Recognised Accountancy Body

The IIPA is a “Recognised Accountancy Body” under the Companies Acts, but what does this mean?

A Recognised Accountancy Body is an accountancy body that has been granted recognition under under section 930 of that Act for the purposes of the 2010 Audits Regulations or section 1441. A recognised accountancy body is permitted to authorise its members and/or member firms to perform audits under the Companies Acts, provided that those members and/or member firms satisfy certain additional conditions;

The key authorisation this brings is that the IIPA is empowered to authorise individuals, firms and Companies as Statutory Auditors. This obviously brings a range of related obligations around education and training, quality assurance, and member discipline.

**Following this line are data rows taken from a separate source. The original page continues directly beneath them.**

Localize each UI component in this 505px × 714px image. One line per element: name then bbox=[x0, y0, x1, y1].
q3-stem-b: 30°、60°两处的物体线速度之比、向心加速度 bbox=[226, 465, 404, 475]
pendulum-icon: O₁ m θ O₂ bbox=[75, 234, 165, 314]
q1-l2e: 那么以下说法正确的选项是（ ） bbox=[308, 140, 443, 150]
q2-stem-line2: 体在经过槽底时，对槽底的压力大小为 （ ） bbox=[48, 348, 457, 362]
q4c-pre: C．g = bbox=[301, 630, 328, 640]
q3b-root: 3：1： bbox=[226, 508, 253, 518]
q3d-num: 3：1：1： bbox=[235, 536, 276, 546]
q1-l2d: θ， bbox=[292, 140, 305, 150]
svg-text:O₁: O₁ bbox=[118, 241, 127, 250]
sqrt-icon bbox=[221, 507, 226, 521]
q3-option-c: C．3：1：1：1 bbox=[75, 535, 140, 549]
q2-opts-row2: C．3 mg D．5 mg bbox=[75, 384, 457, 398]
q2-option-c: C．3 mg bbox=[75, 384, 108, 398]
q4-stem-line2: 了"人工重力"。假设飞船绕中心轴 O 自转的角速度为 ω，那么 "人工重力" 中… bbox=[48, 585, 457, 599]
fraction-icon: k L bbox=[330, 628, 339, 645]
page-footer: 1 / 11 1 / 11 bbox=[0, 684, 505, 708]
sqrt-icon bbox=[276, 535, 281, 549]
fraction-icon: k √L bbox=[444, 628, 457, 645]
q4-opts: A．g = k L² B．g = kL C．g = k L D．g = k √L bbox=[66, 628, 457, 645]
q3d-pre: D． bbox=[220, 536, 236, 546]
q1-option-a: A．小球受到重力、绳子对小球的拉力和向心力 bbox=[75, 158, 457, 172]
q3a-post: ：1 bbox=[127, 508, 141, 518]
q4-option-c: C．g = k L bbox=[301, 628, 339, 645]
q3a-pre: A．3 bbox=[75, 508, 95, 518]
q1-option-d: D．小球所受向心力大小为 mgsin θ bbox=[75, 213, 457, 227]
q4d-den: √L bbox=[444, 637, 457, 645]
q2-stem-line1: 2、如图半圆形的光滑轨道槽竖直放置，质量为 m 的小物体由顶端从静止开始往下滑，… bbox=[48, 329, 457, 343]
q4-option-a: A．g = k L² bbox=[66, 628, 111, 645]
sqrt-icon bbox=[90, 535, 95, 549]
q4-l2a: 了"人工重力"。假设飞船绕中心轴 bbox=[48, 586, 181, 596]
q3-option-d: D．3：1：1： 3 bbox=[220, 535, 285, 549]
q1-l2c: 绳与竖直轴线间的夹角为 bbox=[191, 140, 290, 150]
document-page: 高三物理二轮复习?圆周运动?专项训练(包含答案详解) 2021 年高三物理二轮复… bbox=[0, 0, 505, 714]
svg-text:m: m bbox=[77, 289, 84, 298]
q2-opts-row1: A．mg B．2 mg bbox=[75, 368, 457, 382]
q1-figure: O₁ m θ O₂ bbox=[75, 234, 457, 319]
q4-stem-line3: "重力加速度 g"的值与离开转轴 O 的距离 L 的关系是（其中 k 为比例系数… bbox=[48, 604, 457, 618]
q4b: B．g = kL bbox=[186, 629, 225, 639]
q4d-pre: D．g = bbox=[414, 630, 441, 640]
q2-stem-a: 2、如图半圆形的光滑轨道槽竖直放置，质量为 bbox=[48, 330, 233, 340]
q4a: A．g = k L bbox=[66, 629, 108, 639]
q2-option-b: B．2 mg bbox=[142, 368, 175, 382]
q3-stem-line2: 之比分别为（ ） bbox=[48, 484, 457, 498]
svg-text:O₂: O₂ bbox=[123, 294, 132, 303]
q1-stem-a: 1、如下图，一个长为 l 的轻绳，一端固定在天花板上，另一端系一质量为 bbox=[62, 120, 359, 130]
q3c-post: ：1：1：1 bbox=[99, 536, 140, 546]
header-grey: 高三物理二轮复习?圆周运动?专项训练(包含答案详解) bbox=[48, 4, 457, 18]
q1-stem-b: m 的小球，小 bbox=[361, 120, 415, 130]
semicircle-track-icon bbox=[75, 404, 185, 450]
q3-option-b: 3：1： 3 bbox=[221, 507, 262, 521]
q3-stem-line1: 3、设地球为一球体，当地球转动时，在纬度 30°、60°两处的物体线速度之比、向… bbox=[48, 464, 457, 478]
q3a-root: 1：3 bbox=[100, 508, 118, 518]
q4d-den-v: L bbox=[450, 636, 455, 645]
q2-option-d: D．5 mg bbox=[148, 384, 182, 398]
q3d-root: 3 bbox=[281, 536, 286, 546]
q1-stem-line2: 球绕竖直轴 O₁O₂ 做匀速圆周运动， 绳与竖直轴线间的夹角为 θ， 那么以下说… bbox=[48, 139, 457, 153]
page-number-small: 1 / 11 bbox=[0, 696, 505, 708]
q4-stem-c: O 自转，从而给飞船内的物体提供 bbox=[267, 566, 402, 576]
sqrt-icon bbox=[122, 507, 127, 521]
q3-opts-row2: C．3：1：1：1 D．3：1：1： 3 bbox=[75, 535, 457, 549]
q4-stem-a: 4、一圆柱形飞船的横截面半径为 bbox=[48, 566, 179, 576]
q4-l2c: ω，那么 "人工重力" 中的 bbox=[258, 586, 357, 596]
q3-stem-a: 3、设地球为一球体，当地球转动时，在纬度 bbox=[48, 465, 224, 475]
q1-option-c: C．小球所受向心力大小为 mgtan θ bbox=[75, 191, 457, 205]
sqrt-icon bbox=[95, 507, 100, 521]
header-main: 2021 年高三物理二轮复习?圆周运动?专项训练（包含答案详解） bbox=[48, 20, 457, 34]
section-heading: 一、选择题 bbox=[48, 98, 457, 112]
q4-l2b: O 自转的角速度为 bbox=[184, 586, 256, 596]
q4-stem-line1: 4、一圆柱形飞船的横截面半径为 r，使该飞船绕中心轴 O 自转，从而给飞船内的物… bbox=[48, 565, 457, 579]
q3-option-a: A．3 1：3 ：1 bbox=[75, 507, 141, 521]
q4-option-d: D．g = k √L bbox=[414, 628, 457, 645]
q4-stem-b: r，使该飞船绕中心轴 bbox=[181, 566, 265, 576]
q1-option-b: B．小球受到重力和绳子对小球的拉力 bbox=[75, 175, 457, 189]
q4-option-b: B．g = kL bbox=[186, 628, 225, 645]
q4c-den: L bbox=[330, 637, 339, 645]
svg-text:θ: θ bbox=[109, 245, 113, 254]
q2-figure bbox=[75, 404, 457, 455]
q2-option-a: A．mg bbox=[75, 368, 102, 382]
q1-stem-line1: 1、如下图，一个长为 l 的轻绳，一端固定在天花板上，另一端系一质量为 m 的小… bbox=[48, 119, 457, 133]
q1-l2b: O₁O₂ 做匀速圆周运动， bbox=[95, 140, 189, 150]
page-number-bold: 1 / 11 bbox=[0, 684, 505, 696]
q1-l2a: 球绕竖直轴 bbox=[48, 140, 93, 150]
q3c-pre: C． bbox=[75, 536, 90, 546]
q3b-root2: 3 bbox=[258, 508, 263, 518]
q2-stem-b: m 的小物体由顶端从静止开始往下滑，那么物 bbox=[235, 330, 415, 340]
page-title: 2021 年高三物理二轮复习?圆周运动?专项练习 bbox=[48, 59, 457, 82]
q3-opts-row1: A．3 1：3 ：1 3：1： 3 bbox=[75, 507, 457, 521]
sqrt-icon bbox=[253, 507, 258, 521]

All Recognised Accountancy Bodies (including the Institute of Incorporated Public Accountants) are also “Prescribed Accountancy Bodies”. A Prescribed Accountancy Body is any accountancy body that comes within the supervisory remit of IAASA under the Companies Act. There are currently nine PABs each of which has its own formal system for dealing with complaints relating to its members/member firms, including, where necessary an investigation and disciplinary process.

Other Authorisations:

  • Personal Insolvency Practice;
  • Corporate Insolvency Practice (Companies Act 2014);
  • Auctioneers Accountants Report;
  • Direct Professional Access to Members of the Bar Council of Ireland;
  • Auditors Statement on Community Employment Schemes for the Department of Social Protection;
  • Regulatory Body for the Purposes of Anti-Money Laundering Compliance;
  • Mortgage Arrears Resolution Process (;
  • List of professional associations or organisations fulfilling the conditions of Article 3(2) Directive 2005/36/EC on the recognition of professional qualifications;
  • Travel Agent licence application audited accounts Travel Agents (Amendment) Regulations 2012 and annual audited/certified accounts;
  • Road Haulage Operator License A duly accredited person is any person that is listed in the register of auditors maintained by the Registrar of Companies for large companies or a person that is a full member of a body of accountants recognised by the Minister for Jobs, Enterprise and Innovation for all other applicants;
  • Solicitors Accounts Regulations – Reporting Accountant;
  • Auditors Certificate for a Supported Employment Programme from The Department of Social Protection;
  • Schools – “Boards of Management are required, under the Education Act 1998, to keep accounts of income and expenditure. A financial report should be prepared annually. The accounts should be properly audited or certified in accordance with best accounting practice on a yearly basis. There is no strict definition of the term “certified” but it suggests that a suitably qualified accountant is satisfied that the accounts are both properly presented and accurately reflect the underlying records. An “Accountant’s Report” appended to the accounts would typically place responsibility for the completeness and accuracy of the underlying records on the Board of Management;
  • Audit required by voluntary groups in line with Department of Finance Circular No. 17/2010;
  • Regulatory body or Government Minister that regulates the entry to or carrying on of the profession of the foreign national or of the employment concerned under Employment Permits Regulations 2014;
  • Multi-Unit Developments Act 2011 – (15) An owners’ management company shall maintain sufficient and proper records of expenditure incurred by it to enable appropriate verification and audits to be undertaken;
  • Irish Sports Council requirement for – National Governing Bodies for Sport Organisations in receipt of the following total amounts must include in their fi nancial statements:
    1. (a) below €25,000, an independent accountant’s report from an accountant with a recognised accountancy qualification;
    2. (b) in excess of €25,000, accounts fully audited by a registered auditor to include a signed audit opinion specifying the auditor’s name and address; and
    3. (c) in excess of €200,000, a statement from the NGB’s auditor that each grant was expended for the purpose for which it was intended by the ISC.
  • Enterprise Ireland require an audit for grants of €250,000 or more otherwise an independent accountants report.
  • Charities Act 2009 (when fully implemented) may require charities to have audits undertaken where their turnover levels are as low as €50,000.